Abe arrived in the Mongolian capital on Saturday seeking closer trade and diplomatic ties with the mineral-rich nation, a potentially important strategic partner due to its location on China's northern border and diplomatic ties with North Korea.
"I asked for Mongolian support relating to the Chinese situation, and Mongolia expressed its understanding of the Japanese position," Abe said, referring to the islands that China claims as the Diaoyus and Japan as the Senkakus.
"I understand the Mongolian situation regarding this issue," he said after holding talks with Mongolian President Tsakhia Elbegdorj and Prime Minister Norov Altankhuyag. Abe, a hawkish prime minister who has not held summit meetings with Chinese leaders since he took power in December, also said "the door is open for talks" with Beijing.

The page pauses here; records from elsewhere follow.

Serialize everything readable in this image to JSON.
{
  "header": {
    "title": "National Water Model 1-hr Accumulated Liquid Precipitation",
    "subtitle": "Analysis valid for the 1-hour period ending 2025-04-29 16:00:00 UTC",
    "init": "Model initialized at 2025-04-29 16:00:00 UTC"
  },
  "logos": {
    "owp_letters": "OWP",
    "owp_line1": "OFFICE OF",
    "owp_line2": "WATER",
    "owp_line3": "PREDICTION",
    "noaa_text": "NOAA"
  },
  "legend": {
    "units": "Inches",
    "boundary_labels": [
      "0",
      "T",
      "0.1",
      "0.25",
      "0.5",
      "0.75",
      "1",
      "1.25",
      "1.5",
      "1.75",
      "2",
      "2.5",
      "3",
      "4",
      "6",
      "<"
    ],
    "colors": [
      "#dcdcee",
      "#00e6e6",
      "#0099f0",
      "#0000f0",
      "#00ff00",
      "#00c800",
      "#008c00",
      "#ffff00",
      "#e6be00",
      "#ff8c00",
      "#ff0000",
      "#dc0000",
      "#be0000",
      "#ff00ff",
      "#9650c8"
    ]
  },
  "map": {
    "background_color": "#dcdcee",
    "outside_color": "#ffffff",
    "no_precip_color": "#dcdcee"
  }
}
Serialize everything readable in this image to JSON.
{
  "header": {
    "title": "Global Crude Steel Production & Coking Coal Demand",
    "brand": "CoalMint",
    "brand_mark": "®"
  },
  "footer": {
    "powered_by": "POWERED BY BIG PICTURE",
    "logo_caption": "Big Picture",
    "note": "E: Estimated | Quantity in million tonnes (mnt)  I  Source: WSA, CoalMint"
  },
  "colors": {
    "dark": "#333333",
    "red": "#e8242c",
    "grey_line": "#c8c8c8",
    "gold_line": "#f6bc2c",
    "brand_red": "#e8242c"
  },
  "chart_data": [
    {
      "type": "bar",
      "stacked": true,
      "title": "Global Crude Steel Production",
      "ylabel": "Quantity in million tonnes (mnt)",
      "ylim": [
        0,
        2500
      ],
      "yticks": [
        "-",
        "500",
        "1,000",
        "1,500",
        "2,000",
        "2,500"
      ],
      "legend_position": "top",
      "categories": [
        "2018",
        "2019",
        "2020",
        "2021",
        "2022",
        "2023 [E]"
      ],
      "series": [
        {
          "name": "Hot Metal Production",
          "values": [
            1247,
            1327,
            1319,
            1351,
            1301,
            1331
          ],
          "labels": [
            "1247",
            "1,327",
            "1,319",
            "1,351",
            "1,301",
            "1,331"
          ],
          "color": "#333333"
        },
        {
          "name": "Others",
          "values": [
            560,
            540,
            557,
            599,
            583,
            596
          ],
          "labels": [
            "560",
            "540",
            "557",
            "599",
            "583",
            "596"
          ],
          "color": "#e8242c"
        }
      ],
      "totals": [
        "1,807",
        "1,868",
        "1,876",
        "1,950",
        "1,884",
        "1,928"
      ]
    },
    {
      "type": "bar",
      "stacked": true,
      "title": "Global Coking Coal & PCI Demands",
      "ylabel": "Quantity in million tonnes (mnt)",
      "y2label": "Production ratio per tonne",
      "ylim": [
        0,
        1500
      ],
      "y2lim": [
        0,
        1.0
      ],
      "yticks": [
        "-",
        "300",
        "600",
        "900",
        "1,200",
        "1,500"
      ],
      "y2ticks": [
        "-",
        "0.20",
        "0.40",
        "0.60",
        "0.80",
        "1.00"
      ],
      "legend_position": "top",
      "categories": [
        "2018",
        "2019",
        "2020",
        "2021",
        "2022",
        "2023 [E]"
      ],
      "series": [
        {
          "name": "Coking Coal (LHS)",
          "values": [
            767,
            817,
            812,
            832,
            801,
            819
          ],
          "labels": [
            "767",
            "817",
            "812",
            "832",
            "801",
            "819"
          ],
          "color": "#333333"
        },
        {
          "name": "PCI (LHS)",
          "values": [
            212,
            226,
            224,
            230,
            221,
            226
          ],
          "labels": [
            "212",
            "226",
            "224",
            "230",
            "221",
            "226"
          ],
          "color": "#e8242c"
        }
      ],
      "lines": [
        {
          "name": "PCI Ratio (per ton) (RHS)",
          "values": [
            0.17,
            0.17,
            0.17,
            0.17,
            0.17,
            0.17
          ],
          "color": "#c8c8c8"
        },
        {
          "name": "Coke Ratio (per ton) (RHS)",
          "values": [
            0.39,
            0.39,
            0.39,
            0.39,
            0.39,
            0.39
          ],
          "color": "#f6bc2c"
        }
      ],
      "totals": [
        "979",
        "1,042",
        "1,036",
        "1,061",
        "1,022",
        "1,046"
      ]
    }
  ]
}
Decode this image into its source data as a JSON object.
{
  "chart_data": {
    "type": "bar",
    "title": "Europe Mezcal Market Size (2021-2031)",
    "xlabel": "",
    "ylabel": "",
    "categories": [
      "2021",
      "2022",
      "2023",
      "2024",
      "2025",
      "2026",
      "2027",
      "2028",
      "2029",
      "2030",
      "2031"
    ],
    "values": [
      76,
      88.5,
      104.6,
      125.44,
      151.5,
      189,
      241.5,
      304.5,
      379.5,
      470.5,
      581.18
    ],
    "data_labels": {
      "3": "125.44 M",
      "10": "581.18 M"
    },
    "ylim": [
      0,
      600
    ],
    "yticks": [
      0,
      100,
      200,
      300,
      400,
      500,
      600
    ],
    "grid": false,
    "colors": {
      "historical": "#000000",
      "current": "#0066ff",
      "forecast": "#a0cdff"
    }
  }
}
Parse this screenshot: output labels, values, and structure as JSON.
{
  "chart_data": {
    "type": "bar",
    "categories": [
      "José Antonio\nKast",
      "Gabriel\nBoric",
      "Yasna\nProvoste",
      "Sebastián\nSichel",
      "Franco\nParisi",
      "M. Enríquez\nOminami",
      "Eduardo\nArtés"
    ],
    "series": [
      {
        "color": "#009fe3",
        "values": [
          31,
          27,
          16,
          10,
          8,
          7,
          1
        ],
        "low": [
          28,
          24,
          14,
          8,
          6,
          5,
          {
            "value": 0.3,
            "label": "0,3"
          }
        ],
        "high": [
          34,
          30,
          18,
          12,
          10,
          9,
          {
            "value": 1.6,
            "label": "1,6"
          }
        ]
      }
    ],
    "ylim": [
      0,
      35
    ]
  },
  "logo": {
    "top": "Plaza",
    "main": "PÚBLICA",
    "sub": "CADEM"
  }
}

During his visit, the first by a Japanese prime minister in nearly seven years, Abe is also aiming to develop closer economic links with his host country.
Mongolia has huge mineral deposits at its disposal, and Japan is aiming to secure more fuel resources abroad after its nuclear power plans were affected following the Fukushima nuclear crisis, triggered by an earthquake and tsunami in March 2011.
"As Mongolia is rich in natural resources, Japan's technological co-operation will lead to a win-win for both countries," Abe said, according to Kyodo news agency.
China is Mongolia's leading trade partner and source of foreign investment.